Yang baru-baru ini terjadi, adalah munculnya kembali tumpukan sampah di Pasar Induk Caringin, Kota Bandung. Fenomena itu bahkan bisa berlangsung lebih para ketika hujan mengguyur Kota Bandung seharian.
Di Pasar Induk Caringin, sampah menumpuk di area dalam kawasan pedagang. Area ini biasanya dipakai untuk lapak pedagang sayuran hingga buah-buahan.
Alhasil, kondisi ini menimbulkan pemandangan yang tak mengenakan. Selain sampah yang menumpuk, jalanan juga menjadi becek karena kondisi tersebut.
Bahkan, dalam salah satu unggahan di Instagram, Pasar Induk Caringin seolah berubah menjadi area ‘sop buah’ yang begitu luas.

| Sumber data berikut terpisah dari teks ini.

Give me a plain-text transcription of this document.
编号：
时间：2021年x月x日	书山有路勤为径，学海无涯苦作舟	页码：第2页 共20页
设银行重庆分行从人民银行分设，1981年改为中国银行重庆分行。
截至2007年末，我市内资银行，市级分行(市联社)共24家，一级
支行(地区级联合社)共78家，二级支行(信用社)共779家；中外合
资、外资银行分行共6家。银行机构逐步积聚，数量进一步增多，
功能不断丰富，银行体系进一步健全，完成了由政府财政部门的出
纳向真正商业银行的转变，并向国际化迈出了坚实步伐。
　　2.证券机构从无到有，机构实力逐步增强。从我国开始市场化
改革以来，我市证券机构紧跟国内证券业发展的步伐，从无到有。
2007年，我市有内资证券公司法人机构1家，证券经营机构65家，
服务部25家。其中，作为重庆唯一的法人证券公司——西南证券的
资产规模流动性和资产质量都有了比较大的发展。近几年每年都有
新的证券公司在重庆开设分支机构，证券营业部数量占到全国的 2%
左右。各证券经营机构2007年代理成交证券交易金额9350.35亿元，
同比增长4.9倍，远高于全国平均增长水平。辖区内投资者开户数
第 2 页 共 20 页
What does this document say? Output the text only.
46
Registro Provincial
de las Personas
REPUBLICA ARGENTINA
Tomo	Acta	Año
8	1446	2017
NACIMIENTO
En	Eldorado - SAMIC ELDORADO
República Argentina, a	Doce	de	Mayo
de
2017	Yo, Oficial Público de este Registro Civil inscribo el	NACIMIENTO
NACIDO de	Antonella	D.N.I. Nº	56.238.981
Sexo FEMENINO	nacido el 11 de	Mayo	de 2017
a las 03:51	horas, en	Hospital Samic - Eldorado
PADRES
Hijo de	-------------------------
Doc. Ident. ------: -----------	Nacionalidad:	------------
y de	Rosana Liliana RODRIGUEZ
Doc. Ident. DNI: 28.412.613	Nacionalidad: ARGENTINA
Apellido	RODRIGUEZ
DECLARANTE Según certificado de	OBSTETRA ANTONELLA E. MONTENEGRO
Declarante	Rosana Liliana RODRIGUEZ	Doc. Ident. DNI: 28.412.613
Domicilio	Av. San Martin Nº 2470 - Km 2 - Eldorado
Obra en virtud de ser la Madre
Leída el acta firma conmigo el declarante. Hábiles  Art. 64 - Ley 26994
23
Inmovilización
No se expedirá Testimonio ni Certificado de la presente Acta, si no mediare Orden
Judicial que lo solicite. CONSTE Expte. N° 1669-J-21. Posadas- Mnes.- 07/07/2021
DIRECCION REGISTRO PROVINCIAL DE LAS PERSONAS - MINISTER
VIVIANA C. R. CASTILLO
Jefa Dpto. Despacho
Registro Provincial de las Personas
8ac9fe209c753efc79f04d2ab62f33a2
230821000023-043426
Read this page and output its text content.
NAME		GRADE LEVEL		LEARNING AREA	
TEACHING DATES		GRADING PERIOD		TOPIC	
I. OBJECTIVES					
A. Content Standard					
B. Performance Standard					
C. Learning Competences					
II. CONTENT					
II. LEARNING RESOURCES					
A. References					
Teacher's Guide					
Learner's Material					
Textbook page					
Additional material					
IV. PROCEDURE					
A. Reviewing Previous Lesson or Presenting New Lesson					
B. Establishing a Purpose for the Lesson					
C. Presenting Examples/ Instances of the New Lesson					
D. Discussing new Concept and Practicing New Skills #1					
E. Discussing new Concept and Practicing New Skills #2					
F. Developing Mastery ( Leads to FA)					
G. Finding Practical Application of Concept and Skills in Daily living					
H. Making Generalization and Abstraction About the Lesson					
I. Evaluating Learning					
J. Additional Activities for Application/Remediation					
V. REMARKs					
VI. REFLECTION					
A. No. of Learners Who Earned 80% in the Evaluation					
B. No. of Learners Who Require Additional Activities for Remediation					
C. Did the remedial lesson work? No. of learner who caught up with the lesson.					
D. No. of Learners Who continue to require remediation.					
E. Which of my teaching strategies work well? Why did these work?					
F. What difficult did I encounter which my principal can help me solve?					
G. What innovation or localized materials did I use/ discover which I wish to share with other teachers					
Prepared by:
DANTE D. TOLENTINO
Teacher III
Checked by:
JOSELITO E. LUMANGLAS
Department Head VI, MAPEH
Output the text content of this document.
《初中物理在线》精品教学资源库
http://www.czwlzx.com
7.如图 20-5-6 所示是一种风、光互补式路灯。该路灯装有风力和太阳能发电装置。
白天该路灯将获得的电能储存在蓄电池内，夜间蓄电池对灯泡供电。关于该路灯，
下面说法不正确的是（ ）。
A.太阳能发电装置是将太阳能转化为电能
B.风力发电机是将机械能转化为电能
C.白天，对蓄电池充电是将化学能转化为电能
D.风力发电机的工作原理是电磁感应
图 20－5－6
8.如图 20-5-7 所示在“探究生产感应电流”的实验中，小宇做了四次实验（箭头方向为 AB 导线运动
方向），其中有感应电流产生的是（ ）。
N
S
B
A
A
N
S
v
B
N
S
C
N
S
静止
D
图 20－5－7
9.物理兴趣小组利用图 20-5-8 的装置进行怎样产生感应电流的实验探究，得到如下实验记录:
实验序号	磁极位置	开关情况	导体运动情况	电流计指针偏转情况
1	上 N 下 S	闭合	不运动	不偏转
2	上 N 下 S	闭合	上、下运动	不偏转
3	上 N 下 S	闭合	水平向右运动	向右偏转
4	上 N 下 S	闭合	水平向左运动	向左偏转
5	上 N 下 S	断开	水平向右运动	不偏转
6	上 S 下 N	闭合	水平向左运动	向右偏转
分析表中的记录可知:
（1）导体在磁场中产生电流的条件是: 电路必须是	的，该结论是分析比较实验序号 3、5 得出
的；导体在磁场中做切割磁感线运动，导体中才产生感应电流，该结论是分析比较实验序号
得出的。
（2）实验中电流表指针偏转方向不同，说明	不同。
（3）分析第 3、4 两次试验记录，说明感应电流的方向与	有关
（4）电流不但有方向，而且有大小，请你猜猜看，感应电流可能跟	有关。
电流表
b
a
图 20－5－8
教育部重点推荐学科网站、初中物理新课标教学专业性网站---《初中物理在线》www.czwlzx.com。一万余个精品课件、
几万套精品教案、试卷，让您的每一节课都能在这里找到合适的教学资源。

Istilah ‘sop buah’ muncul karena air hujan yang menggenang akan bercampur dengan tumpukan sampah buah-buahan yang terbawa hanyut di jalanan area pasar.
Tak hanya mengganggu pemandangan. Tumpukan sampah di Pasar Induk Caringin juga menimbulkan bau menyengat yang mengganggu kenyamanan pengunjung yang datang.
Di balik persoalan teknis itu, Dinas Lingkungan Hidup (DLH) Jawa Barat menemukan akar masalah yang lebih mendasar yakni ketidakdisiplinan pemerintah kabupaten dan kota dalam menjalankan aturan pengelolaan sampah.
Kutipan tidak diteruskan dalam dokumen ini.